11.9.03

Quem procura as melhores palavras, ainda não está certo. Devemos procurar o melhor silêncio. O silêncio exato. Ninguém precisa provar o que o sangue entende. Não me esqueço o dia em que não fizemos nada, nada mesmo, parados, nos olhando como cúmplices, rindo a esmo, abraçados, olhando a janela como um vinho aberto. O futuro passeava pela janela. Talvez tenha me visto de mãos dadas com ela na velhice ou na infância. Não importa em que tempo estávamos.
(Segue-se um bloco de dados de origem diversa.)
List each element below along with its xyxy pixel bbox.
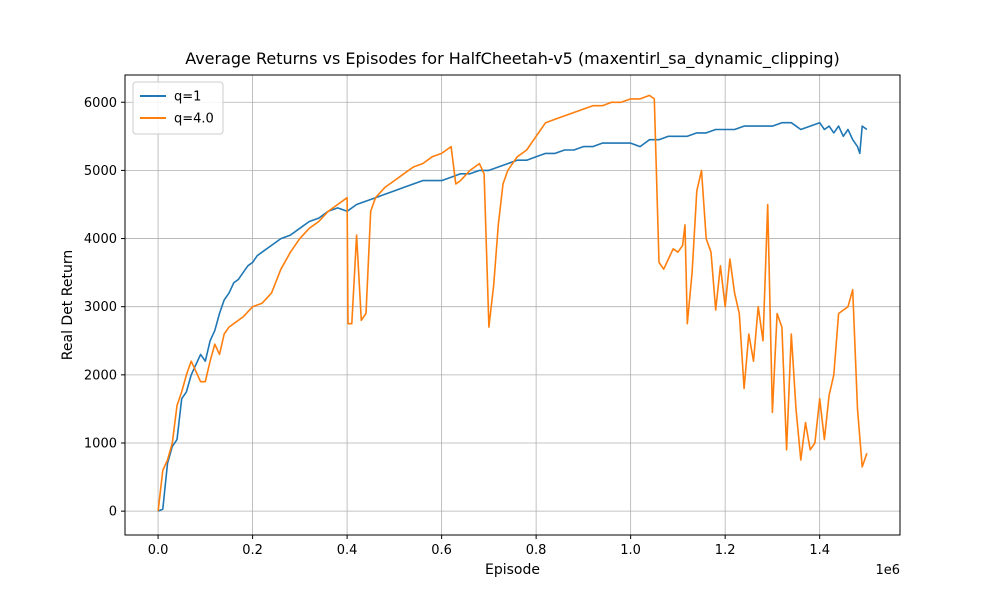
series-line-1 [157, 121, 868, 512]
x-tick-label: 0.8 [526, 543, 547, 558]
y-tick-label: 0 [109, 505, 117, 520]
series-line-2 [157, 94, 868, 512]
chart-title: Average Returns vs Episodes for HalfChee… [185, 49, 840, 69]
y-tick-label: 1000 [84, 437, 117, 452]
x-axis-ticks: 0.0 0.2 0.4 0.6 0.8 1.0 1.2 1.4 [148, 535, 830, 558]
y-tick-label: 6000 [84, 96, 117, 111]
y-tick-label: 2000 [84, 368, 117, 383]
legend: q=1 q=4.0 [132, 81, 224, 135]
x-tick-label: 1.4 [809, 543, 830, 558]
legend-label: q=4.0 [174, 112, 214, 127]
x-tick-label: 0.0 [148, 543, 169, 558]
y-axis-label: Real Det Return [60, 250, 76, 360]
y-tick-label: 3000 [84, 300, 117, 315]
x-tick-label: 0.2 [242, 543, 263, 558]
y-axis-ticks: 0 1000 2000 3000 4000 5000 6000 [84, 96, 125, 520]
legend-label: q=1 [174, 90, 201, 105]
x-tick-label: 0.6 [431, 543, 452, 558]
x-tick-label: 1.0 [620, 543, 641, 558]
x-tick-label: 0.4 [337, 543, 358, 558]
x-axis-offset-label: 1e6 [875, 563, 900, 578]
y-tick-label: 5000 [84, 164, 117, 179]
plot-area-frame [124, 74, 901, 536]
x-axis-label: Episode [485, 562, 540, 578]
x-tick-label: 1.2 [715, 543, 736, 558]
y-tick-label: 4000 [84, 232, 117, 247]
series-layer [157, 94, 868, 512]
No nosso idioma, as pequenas gentilezas, como empurrar a cadeira para sentar ou amarrar os cadarços um do outro, já são suficientes para nunca esquecer os dias.

(...)

Eu vim morar em São Leopoldo por uma mulher. São Leopoldo é também uma mulher. Não apenas uma cidade em que fiquei, mas uma mulher que eu escolhi. Escolhi amar a cidade não para exibir suas qualidades, mas porque tenho consciência que faço parte dos seus defeitos. Os defeitos são virtudes que estão amadurecendo. Assim como a mentira é apenas uma verdade ganhando tempo para dizer a verdade. A cidade cresce comigo, habitando-me, dando o que comer para minhas distrações. Sou o que imagino além do que vejo.

(...)

Hoje não estou no trabalho, em casa ou em mim. Minha sogra, que não vejo como sogra. Mais do que tudo, a avó dos meus filhos, a avó amiga, com seus cabelos crespos que me agradam como moldura de olhos fortes, com suas mãos lentas de orvalho esbravejado, com sua pele funda de umidade contida, com seu vestido de evaporação de aves. Essa avó teve um derrame. De uma hora para outra, esqueceu tudo. Nenhuma lembrança subia nem pelas escadas muito menos pelos elevadores. O apagamento da escrita, da assinatura, do miolo da voz. Ela poderá se recuperar - precisará de dias para dobrar a maçaneta novamente e corresponder os nomes que vão dentro dos nomes. Passei a noite em claro no hospital. Vi um jovem menino esperando seu primeiro filho nascer, arfando um medo alegre de seu próprio medo. Vi um homem baleado, que viria a morrer, após reagir a um assalto. Vi sua mãe em prantos, não encontrando assento ao peso do seu rosto, e o filho chegando tarde demais. Vi uma indigente que filava cigarros de todos e estava ali para fugir do frio e assistir a novela na recepção. Vi um carroceiro estacionar no saguão sua máquina de papel com dois cds de faróis. Vi um funcionário me reconhecer como poeta e recitar seus versos sem me perguntar se havia gente dentro dos ouvidos para falar. Eu sei que o mundo me assistia também. Escrevo para me livrar da dor, mas a dor é que se livra lentamente de mim. Amanhã tentarei levantar, preciso que me puxes.